A Tree Grew in Brooklyn
In 1948 Betty Smith published a moving and intelligent young adult novel about the perseverance of a young girl growing up in the poor Irish section of Williamsburg, Brooklyn. Her father was an alcoholic with little or spotty work and her mother was hardened to the harshness of poverty, childbirth and manual labor in New York City in the 1920s. The symbol that floats through the novel, and is viewed as a talisman in the eyes of the characters and as the book's theme, is a common tree you can see all over New York City, the Tree-of-Heaven.
While the tree's tenacity is symbolic of long-suffering and figures as a positive image in the story, the Tree-of-Heaven in real-time New York City is a pervasive, strong-rooted interloper to the native landscape, elbowing, rooting and edging out the hickory, sumac and ash trees that are native to the Eastern New York woodland shore.
A Gracious Import...
Just like Francie, the main character in the novel, the tree that she sees outside of her window in Brooklyn is a second (or third) generation immigrant. The Tree-of-Heaven was an export from China in the 1780s when Europe was crazy over "Chinoiserie", the name given to all manner of Chinese exports for design and home decor. The U. S. could not be left out of this fashion wave and enterprising Philadelphia gardener William Hamilton, began importing the trees to the United States as garden specimens. They ended up throughout much of the Northeast. In the 19th century, new Chinese immigrants coming to make a new life in the Western United States also brought the trees as symbols of good fortune, practical medicine and reminders of home.
Only later did people find out that these "specimens" could grow to 50 feet in less than 25 years and when pruned or cut, invasively and vigorously resprouts.

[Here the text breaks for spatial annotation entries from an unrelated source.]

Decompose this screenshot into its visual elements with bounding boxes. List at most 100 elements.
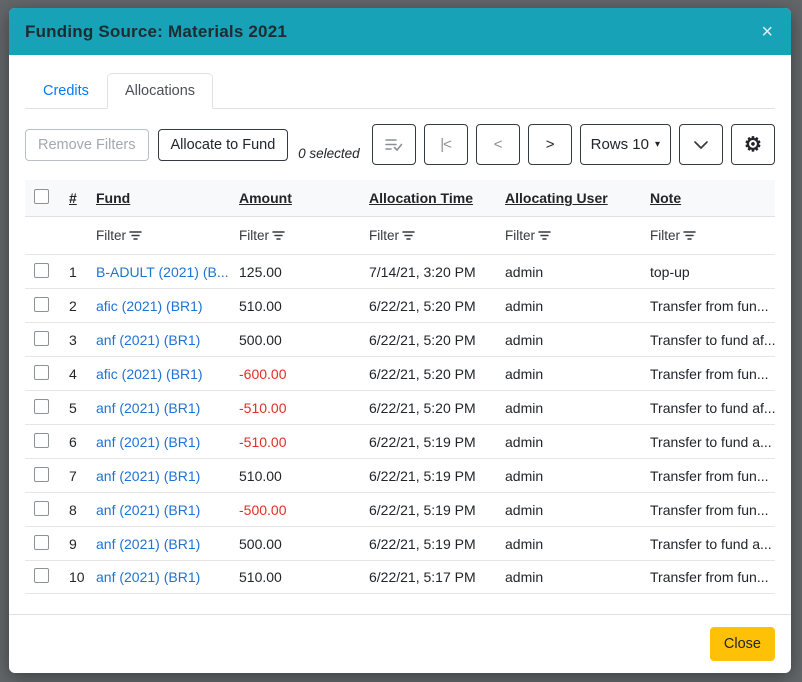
note-text: Transfer to fund a... (650, 434, 772, 450)
filter-label: Filter (239, 228, 269, 243)
first-page-button[interactable]: |< (424, 124, 468, 165)
table-row[interactable]: 3anf (2021) (BR1)500.006/22/21, 5:20 PMa… (25, 322, 775, 356)
funding-source-modal: Funding Source: Materials 2021 × Credits… (9, 8, 791, 673)
column-header-allocation-time[interactable]: Allocation Time (369, 190, 473, 206)
note-text: top-up (650, 264, 690, 280)
table-row[interactable]: 4afic (2021) (BR1)-600.006/22/21, 5:20 P… (25, 356, 775, 390)
filter-control-note[interactable]: Filter (650, 228, 767, 243)
row-number: 3 (69, 332, 77, 348)
table-row[interactable]: 7anf (2021) (BR1)510.006/22/21, 5:19 PMa… (25, 458, 775, 492)
column-header-allocating-user[interactable]: Allocating User (505, 190, 608, 206)
filter-icon (272, 230, 285, 241)
allocating-user: admin (505, 468, 543, 484)
note-text: Transfer from fun... (650, 468, 769, 484)
row-number: 8 (69, 502, 77, 518)
row-number: 6 (69, 434, 77, 450)
grid-settings-button[interactable]: ⚙ (731, 124, 775, 165)
fund-link[interactable]: B-ADULT (2021) (B... (96, 264, 229, 280)
fund-link[interactable]: anf (2021) (BR1) (96, 468, 200, 484)
row-checkbox[interactable] (34, 568, 49, 583)
column-header-fund[interactable]: Fund (96, 190, 130, 206)
modal-header: Funding Source: Materials 2021 × (9, 8, 791, 55)
close-button[interactable]: Close (710, 627, 775, 661)
filter-label: Filter (650, 228, 680, 243)
filter-icon (538, 230, 551, 241)
amount-value: -500.00 (239, 502, 286, 518)
row-number: 1 (69, 264, 77, 280)
table-row[interactable]: 1B-ADULT (2021) (B...125.007/14/21, 3:20… (25, 254, 775, 288)
prev-page-button[interactable]: < (476, 124, 520, 165)
row-checkbox[interactable] (34, 433, 49, 448)
allocation-time: 6/22/21, 5:19 PM (369, 536, 476, 552)
rows-per-page-label: Rows 10 (591, 136, 649, 153)
fund-link[interactable]: anf (2021) (BR1) (96, 434, 200, 450)
note-text: Transfer to fund af... (650, 332, 775, 348)
row-number: 2 (69, 298, 77, 314)
filter-icon (402, 230, 415, 241)
table-header-row: # Fund Amount Allocation Time Allocating… (25, 180, 775, 217)
close-icon[interactable]: × (759, 22, 775, 42)
allocation-time: 6/22/21, 5:19 PM (369, 502, 476, 518)
table-row[interactable]: 9anf (2021) (BR1)500.006/22/21, 5:19 PMa… (25, 526, 775, 560)
note-text: Transfer from fun... (650, 502, 769, 518)
fund-link[interactable]: anf (2021) (BR1) (96, 569, 200, 585)
fund-link[interactable]: anf (2021) (BR1) (96, 536, 200, 552)
row-checkbox[interactable] (34, 399, 49, 414)
filter-control-amount[interactable]: Filter (239, 228, 361, 243)
row-checkbox[interactable] (34, 263, 49, 278)
grid-actions-dropdown[interactable] (679, 124, 723, 165)
fund-link[interactable]: anf (2021) (BR1) (96, 400, 200, 416)
column-header-amount[interactable]: Amount (239, 190, 292, 206)
table-row[interactable]: 10anf (2021) (BR1)510.006/22/21, 5:17 PM… (25, 560, 775, 594)
table-row[interactable]: 2afic (2021) (BR1)510.006/22/21, 5:20 PM… (25, 288, 775, 322)
row-checkbox[interactable] (34, 365, 49, 380)
row-checkbox[interactable] (34, 331, 49, 346)
rows-per-page-dropdown[interactable]: Rows 10 ▾ (580, 124, 671, 165)
modal-title: Funding Source: Materials 2021 (25, 22, 287, 42)
row-checkbox[interactable] (34, 535, 49, 550)
allocation-time: 7/14/21, 3:20 PM (369, 264, 476, 280)
table-row[interactable]: 8 anf (2021) (BR1) -500.00 6/22/21, 5:19 PM… (25, 492, 775, 526)
allocating-user: admin (505, 434, 543, 450)
row-number: 10 (69, 569, 85, 585)
filter-icon (683, 230, 696, 241)
chevron-down-icon (693, 140, 709, 150)
select-all-checkbox[interactable] (34, 189, 49, 204)
column-header-num[interactable]: # (69, 190, 77, 206)
tab-credits[interactable]: Credits (25, 73, 107, 109)
filter-control-fund[interactable]: Filter (96, 228, 231, 243)
filter-control-time[interactable]: Filter (369, 228, 497, 243)
amount-value: 510.00 (239, 468, 282, 484)
pager-button-group: |< < > Rows 10 ▾ ⚙ (372, 124, 775, 165)
fund-link[interactable]: afic (2021) (BR1) (96, 298, 203, 314)
table-row[interactable]: 6anf (2021) (BR1)-510.006/22/21, 5:19 PM… (25, 424, 775, 458)
fund-link[interactable]: anf (2021) (BR1) (96, 502, 200, 518)
row-checkbox[interactable] (34, 467, 49, 482)
row-checkbox[interactable] (34, 501, 49, 516)
allocate-to-fund-button[interactable]: Allocate to Fund (158, 129, 289, 161)
selected-count-label: 0 selected (298, 146, 360, 161)
tab-bar: Credits Allocations (25, 73, 775, 109)
allocating-user: admin (505, 400, 543, 416)
list-check-icon (384, 136, 403, 153)
amount-value: -510.00 (239, 434, 286, 450)
select-visible-rows-button[interactable] (372, 124, 416, 165)
row-checkbox[interactable] (34, 297, 49, 312)
table-row[interactable]: 5anf (2021) (BR1)-510.006/22/21, 5:20 PM… (25, 390, 775, 424)
remove-filters-button[interactable]: Remove Filters (25, 129, 149, 161)
column-header-note[interactable]: Note (650, 190, 681, 206)
row-number: 4 (69, 366, 77, 382)
allocations-grid: # Fund Amount Allocation Time Allocating… (25, 180, 775, 594)
amount-value: -600.00 (239, 366, 286, 382)
grid-toolbar: Remove Filters Allocate to Fund 0 select… (25, 124, 775, 165)
note-text: Transfer to fund af... (650, 400, 775, 416)
amount-value: -510.00 (239, 400, 286, 416)
first-page-icon: |< (440, 136, 451, 153)
allocation-time: 6/22/21, 5:17 PM (369, 569, 476, 585)
fund-link[interactable]: anf (2021) (BR1) (96, 332, 200, 348)
fund-link[interactable]: afic (2021) (BR1) (96, 366, 203, 382)
next-page-button[interactable]: > (528, 124, 572, 165)
filter-control-user[interactable]: Filter (505, 228, 642, 243)
allocating-user: admin (505, 298, 543, 314)
tab-allocations[interactable]: Allocations (107, 73, 213, 109)
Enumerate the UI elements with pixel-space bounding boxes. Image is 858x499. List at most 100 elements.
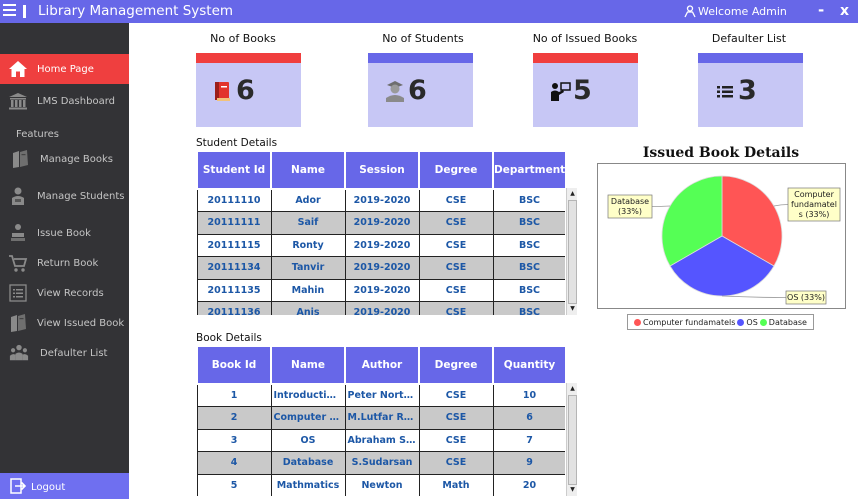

...but a Destructive Guest
In the middle of the 1800's, someone in New York City planning had an idea to plant the Tree-of-Heaven as a street lining tree all throughout New York. Soon residents began to experience the downside of living near such a fast-growing, "heavenly" planting.
The two most noticeable characteristics of this are the numerous "suckers" or shoots from its above ground root base that take over the surrounding areas, killing the root systems of the native trees. Why? The Tree-of-heaven produces chemical toxins that negate other plans from being established nearby. It's root system is so destructive and rampant that it has uprooted sidewalks and clogged sewers!
The second characteristic is that the tree has a terrible stench! Actually, when we went on the hunt for these trees in Brooklyn, we expected a horrible smell, similar to a Ginko tree. Not so. It's more like a burning, nutty odor, nothing you would want to withstand for long periods, but tolerable on a short walk. Imagine, a species left to flourish for over 100 years without anyone realizing what kind of a monster had been created.
Environmentalists in New York, and throughout the country where the Tree-of-Heaven has decimated the native populations, have taken action to contain its spread. Unfortunately herbacides have been used more than anything else in the process, due to the plant's growth ferocity when it is pruned or cut back.
Another way to limit its spread is to pull up the new shoots from damp soil, after a rain, for example, and this will also retard its growth. The Tree-of-Heaven can sow over 300,000 seeds yearly by wind pollination and in truth does not seem to be slowing down in its spread.
When you're in Brooklyn, look up (look down and all around) and you'll see this amazing tree that adapted itself to a new land and became a dominant landscape character and decide for yourself: Is this heaven or what?